The feature that makes Immich feel like the real thing is its smart search and face recognition, and these run inside a separate machine-learning container that ships with the stack. When photos are imported, this service generates embeddings that power semantic search and detects and groups faces, all locally. Nothing is sent to a third party.

This is also the most resource-hungry part of the system. On a low-powered machine the initial indexing of a large library can take a long while and will load the processor heavily, so let it grind through in the background. If your server has a compatible GPU, the project documents hardware-accelerated configurations that speed this up considerably. For a typical home setup, a patient CPU-only run during off-hours works perfectly well; you simply wait for the smart features to populate.

Here is the part nobody enjoys but everyone needs. Immich is your primary store now, which means a server failure could wipe the very memories you moved there to protect. A self-hosted photo service is not a backup; it is a single point of failure unless you make it otherwise.

You must protect two things: the photo files at UPLOAD_LOCATION and the PostgreSQL database that holds all the metadata, albums, and face data.
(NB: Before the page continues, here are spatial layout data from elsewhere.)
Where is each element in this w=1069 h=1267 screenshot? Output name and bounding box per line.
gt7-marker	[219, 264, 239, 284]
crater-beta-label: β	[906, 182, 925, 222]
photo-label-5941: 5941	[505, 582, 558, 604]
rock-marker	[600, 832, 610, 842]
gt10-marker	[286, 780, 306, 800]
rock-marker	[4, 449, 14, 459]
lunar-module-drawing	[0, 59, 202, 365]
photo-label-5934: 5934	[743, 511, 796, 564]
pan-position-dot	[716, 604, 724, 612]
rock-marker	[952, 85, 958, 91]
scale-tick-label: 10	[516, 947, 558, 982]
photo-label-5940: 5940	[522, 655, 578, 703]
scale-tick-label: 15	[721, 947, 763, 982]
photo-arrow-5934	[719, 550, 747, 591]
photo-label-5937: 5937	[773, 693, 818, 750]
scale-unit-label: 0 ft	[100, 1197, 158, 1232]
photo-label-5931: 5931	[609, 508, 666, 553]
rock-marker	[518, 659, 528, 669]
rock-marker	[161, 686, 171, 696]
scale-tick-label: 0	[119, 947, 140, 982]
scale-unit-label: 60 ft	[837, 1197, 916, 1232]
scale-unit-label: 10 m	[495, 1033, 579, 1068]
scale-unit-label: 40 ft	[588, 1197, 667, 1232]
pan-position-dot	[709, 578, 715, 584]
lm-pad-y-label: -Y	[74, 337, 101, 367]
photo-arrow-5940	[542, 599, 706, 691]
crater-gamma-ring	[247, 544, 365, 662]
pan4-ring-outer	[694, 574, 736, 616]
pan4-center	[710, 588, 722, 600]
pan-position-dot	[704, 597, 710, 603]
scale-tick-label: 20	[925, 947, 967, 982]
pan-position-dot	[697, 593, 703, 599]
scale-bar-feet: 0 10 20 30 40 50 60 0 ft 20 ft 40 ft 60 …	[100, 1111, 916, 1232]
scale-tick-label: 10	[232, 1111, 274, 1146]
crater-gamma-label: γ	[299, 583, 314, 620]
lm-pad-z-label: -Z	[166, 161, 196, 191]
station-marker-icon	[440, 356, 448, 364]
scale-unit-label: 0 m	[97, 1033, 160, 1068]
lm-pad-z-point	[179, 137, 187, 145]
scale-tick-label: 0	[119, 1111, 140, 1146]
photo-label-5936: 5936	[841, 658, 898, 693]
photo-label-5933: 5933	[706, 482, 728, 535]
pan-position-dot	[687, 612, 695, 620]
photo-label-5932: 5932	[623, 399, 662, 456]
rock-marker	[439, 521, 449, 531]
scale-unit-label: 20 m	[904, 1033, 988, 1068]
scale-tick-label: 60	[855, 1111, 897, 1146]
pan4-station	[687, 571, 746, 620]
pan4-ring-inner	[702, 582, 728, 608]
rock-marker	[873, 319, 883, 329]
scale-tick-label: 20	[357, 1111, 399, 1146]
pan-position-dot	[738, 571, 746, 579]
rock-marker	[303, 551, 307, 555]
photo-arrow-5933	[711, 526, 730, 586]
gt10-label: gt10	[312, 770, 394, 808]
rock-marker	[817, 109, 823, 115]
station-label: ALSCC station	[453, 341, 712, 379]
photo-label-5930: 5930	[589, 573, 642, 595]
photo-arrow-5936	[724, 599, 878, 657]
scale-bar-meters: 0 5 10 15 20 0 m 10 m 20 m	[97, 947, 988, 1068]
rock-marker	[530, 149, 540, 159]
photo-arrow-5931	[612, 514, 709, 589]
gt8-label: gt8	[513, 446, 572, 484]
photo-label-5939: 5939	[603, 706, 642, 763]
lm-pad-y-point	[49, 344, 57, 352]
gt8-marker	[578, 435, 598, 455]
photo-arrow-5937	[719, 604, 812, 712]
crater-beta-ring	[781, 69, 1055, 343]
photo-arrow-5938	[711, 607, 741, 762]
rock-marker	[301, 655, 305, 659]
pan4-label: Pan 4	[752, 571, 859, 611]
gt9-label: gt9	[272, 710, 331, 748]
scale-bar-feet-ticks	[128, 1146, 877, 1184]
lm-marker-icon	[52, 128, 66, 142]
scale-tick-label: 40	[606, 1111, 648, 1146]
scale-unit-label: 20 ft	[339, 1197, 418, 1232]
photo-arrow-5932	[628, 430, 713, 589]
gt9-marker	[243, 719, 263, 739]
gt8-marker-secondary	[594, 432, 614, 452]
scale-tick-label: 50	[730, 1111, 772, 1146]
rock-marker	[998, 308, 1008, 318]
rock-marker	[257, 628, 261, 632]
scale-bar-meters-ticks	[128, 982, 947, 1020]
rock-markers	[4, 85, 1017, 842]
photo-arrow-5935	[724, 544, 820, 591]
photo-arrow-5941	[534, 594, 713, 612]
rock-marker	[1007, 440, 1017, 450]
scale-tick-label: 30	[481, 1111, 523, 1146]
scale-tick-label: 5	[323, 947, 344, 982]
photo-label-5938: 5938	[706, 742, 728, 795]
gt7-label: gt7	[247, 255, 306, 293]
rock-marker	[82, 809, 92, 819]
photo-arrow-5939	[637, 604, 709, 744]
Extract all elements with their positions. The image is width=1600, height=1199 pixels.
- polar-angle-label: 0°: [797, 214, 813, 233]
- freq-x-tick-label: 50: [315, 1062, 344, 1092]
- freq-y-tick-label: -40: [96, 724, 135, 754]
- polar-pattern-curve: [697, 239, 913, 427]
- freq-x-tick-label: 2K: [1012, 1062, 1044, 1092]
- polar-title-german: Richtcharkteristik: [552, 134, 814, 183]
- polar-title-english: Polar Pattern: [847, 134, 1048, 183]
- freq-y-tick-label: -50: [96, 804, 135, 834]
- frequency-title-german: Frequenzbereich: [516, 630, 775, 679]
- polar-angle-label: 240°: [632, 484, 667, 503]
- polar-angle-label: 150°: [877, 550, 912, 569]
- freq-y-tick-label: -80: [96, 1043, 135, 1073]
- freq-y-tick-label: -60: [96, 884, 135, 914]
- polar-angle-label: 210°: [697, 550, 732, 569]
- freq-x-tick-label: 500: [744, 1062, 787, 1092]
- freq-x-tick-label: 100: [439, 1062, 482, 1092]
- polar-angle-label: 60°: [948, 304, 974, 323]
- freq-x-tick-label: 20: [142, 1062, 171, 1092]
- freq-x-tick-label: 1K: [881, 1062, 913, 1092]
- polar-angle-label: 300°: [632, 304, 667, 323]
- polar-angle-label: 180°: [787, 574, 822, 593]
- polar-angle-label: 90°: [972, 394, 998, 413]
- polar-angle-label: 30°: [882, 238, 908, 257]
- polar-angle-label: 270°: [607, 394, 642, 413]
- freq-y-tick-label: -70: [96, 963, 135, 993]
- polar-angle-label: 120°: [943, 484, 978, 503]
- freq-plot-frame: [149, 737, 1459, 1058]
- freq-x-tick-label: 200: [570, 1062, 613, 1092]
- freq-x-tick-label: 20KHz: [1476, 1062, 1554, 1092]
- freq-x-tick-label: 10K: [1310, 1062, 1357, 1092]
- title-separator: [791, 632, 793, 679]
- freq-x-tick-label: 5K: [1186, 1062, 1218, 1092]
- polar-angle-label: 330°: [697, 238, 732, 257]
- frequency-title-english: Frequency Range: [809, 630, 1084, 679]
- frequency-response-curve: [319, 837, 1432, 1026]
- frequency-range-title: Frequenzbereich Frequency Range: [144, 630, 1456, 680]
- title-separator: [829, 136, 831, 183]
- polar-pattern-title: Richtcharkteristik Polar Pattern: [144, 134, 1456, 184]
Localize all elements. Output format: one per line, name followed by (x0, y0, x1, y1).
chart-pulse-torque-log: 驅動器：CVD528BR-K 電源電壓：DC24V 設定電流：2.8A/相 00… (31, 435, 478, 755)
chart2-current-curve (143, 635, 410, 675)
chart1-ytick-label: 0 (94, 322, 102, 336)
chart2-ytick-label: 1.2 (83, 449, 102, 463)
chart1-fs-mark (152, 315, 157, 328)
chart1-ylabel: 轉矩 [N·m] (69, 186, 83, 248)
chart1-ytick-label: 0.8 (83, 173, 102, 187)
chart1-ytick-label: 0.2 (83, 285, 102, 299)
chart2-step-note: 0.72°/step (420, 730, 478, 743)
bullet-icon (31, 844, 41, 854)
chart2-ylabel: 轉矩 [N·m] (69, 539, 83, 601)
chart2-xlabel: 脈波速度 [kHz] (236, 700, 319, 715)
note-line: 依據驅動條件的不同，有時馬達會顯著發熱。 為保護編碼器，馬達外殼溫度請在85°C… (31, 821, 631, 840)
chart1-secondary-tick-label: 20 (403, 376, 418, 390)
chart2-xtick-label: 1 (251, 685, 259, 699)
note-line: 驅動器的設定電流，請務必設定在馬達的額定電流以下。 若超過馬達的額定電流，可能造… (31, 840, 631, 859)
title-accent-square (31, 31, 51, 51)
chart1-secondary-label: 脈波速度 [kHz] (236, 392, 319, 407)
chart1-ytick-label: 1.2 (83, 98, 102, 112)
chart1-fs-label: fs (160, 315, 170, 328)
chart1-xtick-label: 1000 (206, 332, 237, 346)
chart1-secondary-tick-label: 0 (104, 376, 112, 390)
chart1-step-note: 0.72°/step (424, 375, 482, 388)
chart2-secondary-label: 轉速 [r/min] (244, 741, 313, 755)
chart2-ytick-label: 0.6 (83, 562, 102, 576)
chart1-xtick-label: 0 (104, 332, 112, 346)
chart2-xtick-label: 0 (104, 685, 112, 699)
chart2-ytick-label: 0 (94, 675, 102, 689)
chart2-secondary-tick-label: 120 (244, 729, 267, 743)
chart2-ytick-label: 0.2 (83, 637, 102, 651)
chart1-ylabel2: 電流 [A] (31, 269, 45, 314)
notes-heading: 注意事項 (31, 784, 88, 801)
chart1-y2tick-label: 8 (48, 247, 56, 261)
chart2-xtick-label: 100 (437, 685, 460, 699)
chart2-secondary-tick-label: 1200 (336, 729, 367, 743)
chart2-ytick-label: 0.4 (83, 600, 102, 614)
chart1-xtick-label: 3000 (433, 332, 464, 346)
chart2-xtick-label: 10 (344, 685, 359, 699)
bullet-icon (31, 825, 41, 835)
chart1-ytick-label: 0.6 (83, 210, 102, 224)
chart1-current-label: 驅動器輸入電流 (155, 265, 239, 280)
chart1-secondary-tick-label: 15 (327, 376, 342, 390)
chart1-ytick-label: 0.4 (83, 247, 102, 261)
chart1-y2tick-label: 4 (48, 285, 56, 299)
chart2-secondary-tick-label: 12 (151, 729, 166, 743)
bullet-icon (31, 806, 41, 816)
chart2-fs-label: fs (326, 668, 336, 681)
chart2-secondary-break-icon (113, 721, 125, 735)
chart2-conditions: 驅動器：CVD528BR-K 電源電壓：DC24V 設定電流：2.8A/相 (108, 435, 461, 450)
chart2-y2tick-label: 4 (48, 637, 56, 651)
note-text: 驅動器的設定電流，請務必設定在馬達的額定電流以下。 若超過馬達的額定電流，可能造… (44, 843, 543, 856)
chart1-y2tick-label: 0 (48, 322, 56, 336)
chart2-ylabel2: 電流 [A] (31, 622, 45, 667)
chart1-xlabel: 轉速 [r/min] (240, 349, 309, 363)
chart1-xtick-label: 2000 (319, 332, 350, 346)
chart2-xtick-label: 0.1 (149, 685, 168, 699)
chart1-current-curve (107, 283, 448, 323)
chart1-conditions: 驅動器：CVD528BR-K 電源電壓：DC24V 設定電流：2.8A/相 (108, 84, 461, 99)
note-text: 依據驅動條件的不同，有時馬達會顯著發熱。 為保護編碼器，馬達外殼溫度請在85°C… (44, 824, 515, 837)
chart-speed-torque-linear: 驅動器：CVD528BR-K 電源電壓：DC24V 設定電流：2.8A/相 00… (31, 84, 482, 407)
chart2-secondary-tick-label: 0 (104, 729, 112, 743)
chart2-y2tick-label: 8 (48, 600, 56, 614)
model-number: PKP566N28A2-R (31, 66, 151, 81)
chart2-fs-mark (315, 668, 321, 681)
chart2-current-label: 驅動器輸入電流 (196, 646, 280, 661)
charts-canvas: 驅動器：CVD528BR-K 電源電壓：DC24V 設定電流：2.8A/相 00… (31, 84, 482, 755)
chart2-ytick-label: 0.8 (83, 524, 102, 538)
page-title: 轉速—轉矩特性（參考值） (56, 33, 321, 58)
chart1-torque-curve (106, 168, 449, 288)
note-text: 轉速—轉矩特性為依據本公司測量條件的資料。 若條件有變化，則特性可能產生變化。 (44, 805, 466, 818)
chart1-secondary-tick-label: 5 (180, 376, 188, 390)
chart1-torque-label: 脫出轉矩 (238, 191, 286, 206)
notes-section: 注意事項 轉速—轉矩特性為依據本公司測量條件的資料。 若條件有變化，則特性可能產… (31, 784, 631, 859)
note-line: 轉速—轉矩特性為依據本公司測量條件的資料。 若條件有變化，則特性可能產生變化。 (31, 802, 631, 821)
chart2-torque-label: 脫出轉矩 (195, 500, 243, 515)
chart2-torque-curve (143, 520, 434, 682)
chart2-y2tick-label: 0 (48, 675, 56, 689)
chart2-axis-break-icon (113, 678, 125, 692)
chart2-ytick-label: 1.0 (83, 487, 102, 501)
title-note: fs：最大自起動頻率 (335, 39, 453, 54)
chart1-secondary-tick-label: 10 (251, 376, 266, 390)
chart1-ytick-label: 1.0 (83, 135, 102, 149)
The files can be synchronised offsite with a tool like rclone or restic, and the database should be dumped on a schedule. Immich documents the correct procedure, which uses the database container directly:

docker exec -t immich_postgres pg_dumpall --clean --if-exists \
  --username=postgres | gzip > immich-db-$(date +%F).sql.gz

Pair that nightly dump with regular offsite copies of the upload folder, and you have a genuine three-copy strategy. Test a restore at least once, because an untested backup is only a hopeful guess.

Immich is the closest thing to a self-hosted Google Photos that has ever existed, and for anyone uneasy about handing their family album to an advertising company, it is a revelation. The mobile backup works, the search is uncannily good, and the whole experience feels polished beyond its years. The one rule you must internalise is that it remains fast-moving software under active development, so you keep independent backups and you do not delete the cloud or the originals until you have proven your own setup over time. Treat it with that respect and Immich gives you something genuinely rare: a lifetime of memories living somewhere that answers only to you.